M.J. Schleiden and T.A.H. Schwann play a significant role in the research of cells. The former describes in 1838 that cells are produced in a mucilaginous parental substance through a process like crystallisation, and the nucleus is first produced (nucleoli are also found). He also treats plants as a community of cells, just like the group of water insects. Under his inspiration, Shi Wanjian believed that plants are made up of cells. He accumulated a large number of facts, pointed out that the two in the structure and growth of the same, put forward in 1839 cytology. In the meantime, the Czech animal physiologist J.E. Purkinje proposed the concept of protoplasm; the German zoologist C.T.E. von Siebel (1845) concluded that protozoa are single-celled. The German pathologist R.C. Philshaw (1855) proposed the notion that "all cells come from cells" based on the study of connective tissue and founded the cytopathology. M. Schulze, a German zoologist, defined the cell in 1861: "The cell is a mass of all life-like protoplasm with the nucleus in it."
Nucleus
From the middle of the 19th century to the beginning of the 20th century, great progress has been made in the research of the nucleus.
1. In 1875, the German botanist E.A. Strasbourg first described the colored objects in plant cells and concluded that the same plants each had a certain number of colored objects.
2. In 1880, Baraniezki described the helical structure of colored objects, and the following year Porphyna discovered the dyed grains.
3, 1885, the German scholar C. Labour proposed a constant number of colored objects.
4, 1888, W. Valdell named the colored objects in the nucleus as chromosomes.
5, 1891, the German scholar H. Hengchin in the sperm cells observed in the X chromosome.
6, 1902, W. L. Stevens, E. B. Wilson, etc. found the Y chromosome.
The phenomenon of cell division, which has received much attention during this period, has been carefully analyzed.
In 1867, the German botanist W. Hoffmeister in plants, A. Schneider in 1873 in animals, described in more detail indirect division.
2. In 1882, the German cytologist W. Fleming proposed the term mitosis instead of indirect division after discovering the longitudinal division of the chromosome. E. Hoogezer described the chromosomal distribution during indirect division; After him, EA Strasbourg divided mitosis into: early, middle, late, late; he and other scholars also observed meiosis in plants, after further research finally distinguish between haploid and diploid Chromosome number.

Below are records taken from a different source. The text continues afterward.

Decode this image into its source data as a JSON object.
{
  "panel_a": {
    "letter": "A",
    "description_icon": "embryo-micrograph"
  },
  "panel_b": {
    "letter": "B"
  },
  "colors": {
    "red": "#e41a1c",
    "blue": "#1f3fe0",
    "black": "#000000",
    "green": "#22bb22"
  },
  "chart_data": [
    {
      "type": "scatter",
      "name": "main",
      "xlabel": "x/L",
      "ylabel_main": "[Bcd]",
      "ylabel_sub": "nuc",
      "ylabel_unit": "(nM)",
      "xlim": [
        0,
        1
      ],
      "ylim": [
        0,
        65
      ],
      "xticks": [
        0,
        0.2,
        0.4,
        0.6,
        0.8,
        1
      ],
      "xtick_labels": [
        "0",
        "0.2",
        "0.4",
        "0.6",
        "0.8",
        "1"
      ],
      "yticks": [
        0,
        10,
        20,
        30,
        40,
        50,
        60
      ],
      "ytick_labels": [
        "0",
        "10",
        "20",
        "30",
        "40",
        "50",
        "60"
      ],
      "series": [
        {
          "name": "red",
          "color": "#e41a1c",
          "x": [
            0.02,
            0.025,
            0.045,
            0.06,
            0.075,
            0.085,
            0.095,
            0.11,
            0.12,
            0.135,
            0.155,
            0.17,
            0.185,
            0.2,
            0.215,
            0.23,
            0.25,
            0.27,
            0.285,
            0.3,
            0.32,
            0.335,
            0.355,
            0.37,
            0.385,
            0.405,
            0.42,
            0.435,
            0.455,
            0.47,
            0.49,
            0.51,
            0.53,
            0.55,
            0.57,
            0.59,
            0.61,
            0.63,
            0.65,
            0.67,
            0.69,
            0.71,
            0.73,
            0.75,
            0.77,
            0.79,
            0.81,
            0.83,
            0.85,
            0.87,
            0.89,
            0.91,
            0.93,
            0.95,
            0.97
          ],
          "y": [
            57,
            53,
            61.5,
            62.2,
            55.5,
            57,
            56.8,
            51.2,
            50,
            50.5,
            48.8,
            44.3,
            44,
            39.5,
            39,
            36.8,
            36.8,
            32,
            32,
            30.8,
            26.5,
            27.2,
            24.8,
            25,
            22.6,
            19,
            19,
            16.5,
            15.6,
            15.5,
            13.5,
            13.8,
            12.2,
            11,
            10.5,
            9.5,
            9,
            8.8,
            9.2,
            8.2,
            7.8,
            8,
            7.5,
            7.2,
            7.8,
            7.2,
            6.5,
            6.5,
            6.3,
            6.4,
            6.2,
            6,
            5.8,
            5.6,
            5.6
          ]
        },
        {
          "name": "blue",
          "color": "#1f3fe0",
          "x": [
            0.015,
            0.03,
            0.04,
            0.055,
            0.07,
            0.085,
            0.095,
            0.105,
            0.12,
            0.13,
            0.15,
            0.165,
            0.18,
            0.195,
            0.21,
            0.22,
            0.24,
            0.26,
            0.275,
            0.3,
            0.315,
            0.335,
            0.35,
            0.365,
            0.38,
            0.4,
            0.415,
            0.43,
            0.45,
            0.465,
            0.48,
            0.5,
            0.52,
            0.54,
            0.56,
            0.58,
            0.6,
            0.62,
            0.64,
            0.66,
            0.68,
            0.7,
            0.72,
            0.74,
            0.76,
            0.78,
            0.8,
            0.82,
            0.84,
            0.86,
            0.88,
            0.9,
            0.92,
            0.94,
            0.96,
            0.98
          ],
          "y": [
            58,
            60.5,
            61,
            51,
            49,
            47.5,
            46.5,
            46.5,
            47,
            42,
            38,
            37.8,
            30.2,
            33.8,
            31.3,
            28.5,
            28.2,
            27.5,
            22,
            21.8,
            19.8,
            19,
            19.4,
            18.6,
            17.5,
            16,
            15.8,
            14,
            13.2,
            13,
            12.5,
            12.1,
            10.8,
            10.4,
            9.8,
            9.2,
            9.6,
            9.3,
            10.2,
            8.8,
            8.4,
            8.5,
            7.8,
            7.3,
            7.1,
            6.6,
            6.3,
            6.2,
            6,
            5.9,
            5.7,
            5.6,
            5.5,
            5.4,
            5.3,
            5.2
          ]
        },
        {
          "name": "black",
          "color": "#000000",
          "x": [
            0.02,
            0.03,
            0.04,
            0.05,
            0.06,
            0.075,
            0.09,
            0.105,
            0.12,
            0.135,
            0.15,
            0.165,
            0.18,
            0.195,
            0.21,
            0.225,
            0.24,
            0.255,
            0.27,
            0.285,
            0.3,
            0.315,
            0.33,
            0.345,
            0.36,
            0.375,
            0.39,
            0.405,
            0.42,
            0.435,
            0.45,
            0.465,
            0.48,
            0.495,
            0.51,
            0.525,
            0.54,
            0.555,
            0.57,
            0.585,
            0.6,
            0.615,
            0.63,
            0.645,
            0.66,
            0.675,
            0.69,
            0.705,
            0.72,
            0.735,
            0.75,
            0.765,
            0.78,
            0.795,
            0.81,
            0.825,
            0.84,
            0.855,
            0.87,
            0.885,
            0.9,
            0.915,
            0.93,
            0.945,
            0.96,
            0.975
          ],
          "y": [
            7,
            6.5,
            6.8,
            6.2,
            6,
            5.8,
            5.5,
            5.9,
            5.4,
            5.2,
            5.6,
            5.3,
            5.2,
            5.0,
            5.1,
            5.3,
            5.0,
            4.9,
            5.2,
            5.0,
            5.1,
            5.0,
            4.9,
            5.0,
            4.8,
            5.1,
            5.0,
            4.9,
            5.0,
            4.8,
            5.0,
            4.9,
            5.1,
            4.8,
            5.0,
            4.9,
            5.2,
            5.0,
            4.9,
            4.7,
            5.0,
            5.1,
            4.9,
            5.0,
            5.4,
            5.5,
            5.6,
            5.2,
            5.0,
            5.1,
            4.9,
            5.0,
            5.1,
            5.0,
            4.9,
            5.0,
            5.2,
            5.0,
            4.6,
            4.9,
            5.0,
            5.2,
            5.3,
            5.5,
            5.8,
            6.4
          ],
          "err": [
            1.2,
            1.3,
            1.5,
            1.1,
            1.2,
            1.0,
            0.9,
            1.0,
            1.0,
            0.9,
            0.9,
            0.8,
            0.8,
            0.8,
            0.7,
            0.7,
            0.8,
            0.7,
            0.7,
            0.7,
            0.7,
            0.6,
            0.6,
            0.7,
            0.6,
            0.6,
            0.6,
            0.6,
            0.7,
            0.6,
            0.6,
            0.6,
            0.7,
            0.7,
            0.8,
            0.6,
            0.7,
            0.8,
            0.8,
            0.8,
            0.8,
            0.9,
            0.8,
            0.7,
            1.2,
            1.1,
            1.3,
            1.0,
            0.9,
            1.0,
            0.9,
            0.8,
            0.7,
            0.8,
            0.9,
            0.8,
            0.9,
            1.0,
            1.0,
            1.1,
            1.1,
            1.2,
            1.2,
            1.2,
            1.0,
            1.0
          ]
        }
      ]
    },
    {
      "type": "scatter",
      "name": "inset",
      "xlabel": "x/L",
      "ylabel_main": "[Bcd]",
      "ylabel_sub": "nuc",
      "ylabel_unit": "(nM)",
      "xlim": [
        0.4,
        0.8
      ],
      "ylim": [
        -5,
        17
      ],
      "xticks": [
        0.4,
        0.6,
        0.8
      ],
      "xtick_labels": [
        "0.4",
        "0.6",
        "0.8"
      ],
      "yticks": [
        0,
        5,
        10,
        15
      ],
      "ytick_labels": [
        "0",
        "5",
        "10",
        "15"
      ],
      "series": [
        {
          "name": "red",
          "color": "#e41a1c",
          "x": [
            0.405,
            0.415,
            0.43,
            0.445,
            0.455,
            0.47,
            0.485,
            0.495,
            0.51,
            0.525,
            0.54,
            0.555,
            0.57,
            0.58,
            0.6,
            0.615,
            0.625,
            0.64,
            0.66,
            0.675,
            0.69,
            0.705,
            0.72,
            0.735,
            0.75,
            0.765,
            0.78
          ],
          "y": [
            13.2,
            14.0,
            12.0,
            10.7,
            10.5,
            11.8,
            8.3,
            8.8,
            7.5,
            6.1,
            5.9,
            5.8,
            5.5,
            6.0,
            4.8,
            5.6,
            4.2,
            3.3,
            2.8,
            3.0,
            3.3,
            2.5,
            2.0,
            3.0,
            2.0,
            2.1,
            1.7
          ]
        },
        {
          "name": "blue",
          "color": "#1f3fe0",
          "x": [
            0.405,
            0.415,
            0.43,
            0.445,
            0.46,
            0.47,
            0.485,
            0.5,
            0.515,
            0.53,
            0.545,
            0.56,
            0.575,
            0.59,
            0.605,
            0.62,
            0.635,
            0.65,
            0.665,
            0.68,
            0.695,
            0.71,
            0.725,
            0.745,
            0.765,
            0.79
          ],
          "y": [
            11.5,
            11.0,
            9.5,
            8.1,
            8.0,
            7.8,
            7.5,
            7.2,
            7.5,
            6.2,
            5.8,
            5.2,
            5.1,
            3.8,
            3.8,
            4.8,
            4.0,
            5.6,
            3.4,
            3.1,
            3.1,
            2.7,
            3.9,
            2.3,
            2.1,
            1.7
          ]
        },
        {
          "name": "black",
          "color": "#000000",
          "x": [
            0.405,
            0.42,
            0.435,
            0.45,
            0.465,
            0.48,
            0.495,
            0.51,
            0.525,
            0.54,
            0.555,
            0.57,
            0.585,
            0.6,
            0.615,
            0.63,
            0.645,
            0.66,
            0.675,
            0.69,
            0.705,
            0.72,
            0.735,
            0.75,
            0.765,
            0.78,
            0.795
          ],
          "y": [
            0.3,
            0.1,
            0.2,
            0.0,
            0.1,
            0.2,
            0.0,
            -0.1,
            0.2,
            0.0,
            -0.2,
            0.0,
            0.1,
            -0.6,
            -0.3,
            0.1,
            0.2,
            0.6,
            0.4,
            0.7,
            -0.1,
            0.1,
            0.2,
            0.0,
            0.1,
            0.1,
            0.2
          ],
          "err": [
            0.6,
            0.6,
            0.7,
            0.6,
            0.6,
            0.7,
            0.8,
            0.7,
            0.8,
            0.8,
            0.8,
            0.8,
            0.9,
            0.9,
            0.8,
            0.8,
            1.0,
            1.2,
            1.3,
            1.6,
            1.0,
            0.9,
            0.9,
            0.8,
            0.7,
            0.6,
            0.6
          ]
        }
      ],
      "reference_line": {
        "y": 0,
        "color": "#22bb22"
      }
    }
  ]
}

3, 1933, H. Bauer in the mosquito Malpigu tube cells found in multi-line chromosome.
4. In 1934, T.S. Payne also found this structure in the mosquito mosquitoes in Drosophila, R.L. Kim, and H.W. Bismes.
The Polyline Chromosome is a giant chromosome found in some glandular cells of Diptera larvae, which is about 100 times longer than a normal chromosome in a Drosophila and consists of many (up to 400) chromosomes per chromosome Dyed fiber composition, in the entire chromosome showed deep staining and staining shallow zone. It is formed by mitosis in the nucleus (only chromosomes divide and nuclei do not divide) so that each multiline chromosome is actually formed by many chromosomes. The large size of the chromosome helps to analyze the fine structure of chromosomes. In addition, according to multi-line chromosome expansion bubble to determine the function of the situation.
Until the 1970s, nucleosomes were observed under an electron microscope; shortly thereafter, in combination with biochemical extraction, it was observed that metaphase chromosomes are centered on a so-called scaffold protein, from which DNA fibers extend helically around to form a spiral.